E inda hoje, depois de tempos sigo
a lembrar-me do quadro que foi possível
nas minhas retinas, instantaneamente reter:
A casinha branca, à direita uma palmeira,
cercada de duas floridas maravilhas
uma rosa, uma branca, ao fundo: Quaresmeiras.
A Janela da casinha, emoldurada de anilina
azul, como o céu todo lá acima,
e o lindo e branco rosto da menina
A cal das paredes era a mesma de sua tez
e o trem ao passar balançou os cabelos douro.

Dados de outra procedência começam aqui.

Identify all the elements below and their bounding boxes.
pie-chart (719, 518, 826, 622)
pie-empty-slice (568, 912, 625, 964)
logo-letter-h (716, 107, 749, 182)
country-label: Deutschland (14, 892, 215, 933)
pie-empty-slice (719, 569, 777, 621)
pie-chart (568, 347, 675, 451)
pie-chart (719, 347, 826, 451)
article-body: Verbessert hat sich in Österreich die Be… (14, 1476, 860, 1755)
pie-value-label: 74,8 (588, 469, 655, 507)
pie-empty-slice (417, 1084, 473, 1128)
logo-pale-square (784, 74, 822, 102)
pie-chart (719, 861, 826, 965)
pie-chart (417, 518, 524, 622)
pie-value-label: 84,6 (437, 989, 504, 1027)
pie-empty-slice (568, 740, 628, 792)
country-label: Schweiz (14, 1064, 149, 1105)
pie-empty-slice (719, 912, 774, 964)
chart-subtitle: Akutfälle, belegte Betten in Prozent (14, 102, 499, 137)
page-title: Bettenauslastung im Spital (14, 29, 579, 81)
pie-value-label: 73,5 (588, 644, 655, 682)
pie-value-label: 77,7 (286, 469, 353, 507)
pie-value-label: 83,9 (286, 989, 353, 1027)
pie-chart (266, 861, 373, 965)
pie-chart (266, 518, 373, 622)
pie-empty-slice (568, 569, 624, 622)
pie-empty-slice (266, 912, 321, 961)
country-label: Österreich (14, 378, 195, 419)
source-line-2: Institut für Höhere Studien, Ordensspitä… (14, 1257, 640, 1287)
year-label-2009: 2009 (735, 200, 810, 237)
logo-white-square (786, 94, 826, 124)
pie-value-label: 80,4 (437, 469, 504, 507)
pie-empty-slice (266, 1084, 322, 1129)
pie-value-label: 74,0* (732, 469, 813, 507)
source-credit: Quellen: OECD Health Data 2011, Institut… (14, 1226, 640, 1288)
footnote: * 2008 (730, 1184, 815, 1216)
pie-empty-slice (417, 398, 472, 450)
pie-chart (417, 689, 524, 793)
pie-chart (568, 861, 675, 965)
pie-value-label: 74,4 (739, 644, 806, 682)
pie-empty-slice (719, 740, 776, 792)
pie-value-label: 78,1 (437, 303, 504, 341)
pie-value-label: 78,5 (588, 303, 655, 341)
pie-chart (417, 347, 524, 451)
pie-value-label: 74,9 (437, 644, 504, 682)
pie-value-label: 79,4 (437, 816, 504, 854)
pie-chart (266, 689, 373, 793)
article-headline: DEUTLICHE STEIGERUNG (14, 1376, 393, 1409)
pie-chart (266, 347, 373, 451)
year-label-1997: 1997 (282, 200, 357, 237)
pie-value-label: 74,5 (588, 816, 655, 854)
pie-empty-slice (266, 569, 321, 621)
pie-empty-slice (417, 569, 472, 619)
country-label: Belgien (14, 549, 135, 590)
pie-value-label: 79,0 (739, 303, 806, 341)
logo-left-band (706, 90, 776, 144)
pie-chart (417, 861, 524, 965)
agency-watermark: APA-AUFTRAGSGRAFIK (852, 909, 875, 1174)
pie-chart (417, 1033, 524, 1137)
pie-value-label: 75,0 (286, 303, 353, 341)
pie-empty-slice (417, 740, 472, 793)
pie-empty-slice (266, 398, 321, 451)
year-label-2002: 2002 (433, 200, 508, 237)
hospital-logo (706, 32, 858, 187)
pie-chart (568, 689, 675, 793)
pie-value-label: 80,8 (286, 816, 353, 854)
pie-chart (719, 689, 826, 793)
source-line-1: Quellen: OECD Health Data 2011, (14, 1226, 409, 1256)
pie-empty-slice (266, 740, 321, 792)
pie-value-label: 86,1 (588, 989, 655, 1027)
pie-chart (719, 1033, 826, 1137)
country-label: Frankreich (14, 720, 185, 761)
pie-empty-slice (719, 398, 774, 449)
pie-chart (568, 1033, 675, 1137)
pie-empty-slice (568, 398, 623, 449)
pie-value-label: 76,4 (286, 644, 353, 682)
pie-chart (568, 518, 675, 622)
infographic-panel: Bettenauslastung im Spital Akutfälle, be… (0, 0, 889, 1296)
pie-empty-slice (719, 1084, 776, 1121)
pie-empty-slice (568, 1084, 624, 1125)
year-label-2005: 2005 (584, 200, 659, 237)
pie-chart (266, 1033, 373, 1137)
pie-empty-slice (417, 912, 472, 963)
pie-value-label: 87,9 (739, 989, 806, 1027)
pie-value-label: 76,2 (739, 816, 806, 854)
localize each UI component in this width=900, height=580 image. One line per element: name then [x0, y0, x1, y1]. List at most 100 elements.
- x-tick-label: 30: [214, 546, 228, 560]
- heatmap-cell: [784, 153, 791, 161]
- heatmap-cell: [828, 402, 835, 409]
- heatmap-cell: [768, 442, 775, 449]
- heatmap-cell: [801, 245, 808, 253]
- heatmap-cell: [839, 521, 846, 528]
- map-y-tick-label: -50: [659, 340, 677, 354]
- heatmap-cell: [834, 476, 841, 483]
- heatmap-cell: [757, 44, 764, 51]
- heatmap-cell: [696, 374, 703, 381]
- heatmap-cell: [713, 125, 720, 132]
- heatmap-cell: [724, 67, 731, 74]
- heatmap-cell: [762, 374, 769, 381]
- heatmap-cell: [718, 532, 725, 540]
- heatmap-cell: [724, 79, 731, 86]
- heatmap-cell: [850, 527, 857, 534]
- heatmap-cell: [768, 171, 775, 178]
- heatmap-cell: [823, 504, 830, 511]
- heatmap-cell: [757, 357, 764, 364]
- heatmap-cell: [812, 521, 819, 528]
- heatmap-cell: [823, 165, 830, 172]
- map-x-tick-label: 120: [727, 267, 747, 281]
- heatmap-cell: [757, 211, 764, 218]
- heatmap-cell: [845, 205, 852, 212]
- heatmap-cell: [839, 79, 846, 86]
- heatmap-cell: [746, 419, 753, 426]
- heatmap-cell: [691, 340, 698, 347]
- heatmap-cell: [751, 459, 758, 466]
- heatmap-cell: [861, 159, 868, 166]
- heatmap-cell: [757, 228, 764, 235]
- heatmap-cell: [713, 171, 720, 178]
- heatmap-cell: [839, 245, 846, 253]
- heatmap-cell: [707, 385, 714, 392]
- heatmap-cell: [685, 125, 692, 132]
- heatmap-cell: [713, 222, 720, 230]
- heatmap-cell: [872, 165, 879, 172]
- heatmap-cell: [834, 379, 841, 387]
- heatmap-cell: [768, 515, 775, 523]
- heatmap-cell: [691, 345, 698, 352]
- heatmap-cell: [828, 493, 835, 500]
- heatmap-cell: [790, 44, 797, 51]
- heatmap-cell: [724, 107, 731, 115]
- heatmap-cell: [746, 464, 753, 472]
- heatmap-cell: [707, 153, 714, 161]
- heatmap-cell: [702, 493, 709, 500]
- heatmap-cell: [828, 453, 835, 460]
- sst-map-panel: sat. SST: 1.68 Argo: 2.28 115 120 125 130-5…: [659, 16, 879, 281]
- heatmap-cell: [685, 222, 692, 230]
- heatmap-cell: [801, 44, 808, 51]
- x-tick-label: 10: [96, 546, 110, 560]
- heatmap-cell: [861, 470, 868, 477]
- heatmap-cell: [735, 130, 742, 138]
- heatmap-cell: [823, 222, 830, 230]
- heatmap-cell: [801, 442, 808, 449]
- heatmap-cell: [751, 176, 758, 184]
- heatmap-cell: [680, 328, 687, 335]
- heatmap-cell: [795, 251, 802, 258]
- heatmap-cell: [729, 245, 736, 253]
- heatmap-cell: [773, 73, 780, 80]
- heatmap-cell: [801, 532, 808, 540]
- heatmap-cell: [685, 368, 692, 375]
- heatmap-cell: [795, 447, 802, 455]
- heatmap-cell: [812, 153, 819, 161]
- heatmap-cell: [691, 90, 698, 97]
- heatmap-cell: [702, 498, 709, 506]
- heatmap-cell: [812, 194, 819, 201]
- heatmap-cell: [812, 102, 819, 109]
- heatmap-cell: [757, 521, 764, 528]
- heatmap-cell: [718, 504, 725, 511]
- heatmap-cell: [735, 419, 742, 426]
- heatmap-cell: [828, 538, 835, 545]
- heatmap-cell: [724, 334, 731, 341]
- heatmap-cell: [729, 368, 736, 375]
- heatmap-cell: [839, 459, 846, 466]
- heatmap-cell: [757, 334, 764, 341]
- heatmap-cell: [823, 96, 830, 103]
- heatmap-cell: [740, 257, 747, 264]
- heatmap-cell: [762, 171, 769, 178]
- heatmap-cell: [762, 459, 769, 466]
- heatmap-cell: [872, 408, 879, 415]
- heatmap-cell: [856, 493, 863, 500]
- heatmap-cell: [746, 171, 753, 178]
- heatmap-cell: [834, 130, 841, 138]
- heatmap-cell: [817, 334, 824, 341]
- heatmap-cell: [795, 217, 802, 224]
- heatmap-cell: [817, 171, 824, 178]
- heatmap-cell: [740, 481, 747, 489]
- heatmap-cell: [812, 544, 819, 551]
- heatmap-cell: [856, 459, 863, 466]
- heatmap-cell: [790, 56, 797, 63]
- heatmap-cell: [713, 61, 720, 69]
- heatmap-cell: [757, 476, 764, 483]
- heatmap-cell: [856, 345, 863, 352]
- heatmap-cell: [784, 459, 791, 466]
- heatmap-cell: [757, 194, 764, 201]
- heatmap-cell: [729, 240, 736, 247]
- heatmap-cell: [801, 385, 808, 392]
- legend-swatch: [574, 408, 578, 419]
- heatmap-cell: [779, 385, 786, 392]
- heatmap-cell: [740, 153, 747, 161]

Lembro-me, especialmente da palidez
e do brilho imanente da diáfana luz.
Recordo-me do olhar longínquo
para além do trem, que passou,
esse seria somente outro
que por ali nunca parou
e deixou, eternamente a moça na janela
a esperar o dia em que ela
pudesse, da casinha branca fugir.
Mas hoje quem se importa?
É certo que na casinha branca
só vi uma janela, não vi porta.
Então, hoje eu creio,
cheio de um remorso tolo,
de não te-la socorrido
aquela moça de olhos negros
cabelos longos de trigo,
por ela, ter me atirado nos trilhos
e da casinha branca arrebatado
a menina da janela azul
que hoje, certamente lá habita
e esperançosa inda fita,
das linhas prata do trem o seu rastro
e suspira, arfando o peito
e enxugando o par de olhos,
hoje opaco.
E seus cabelos, outrora dourados, ainda balançam,
agora brancos como da casinha,
as frias paredes, pintadas de cal.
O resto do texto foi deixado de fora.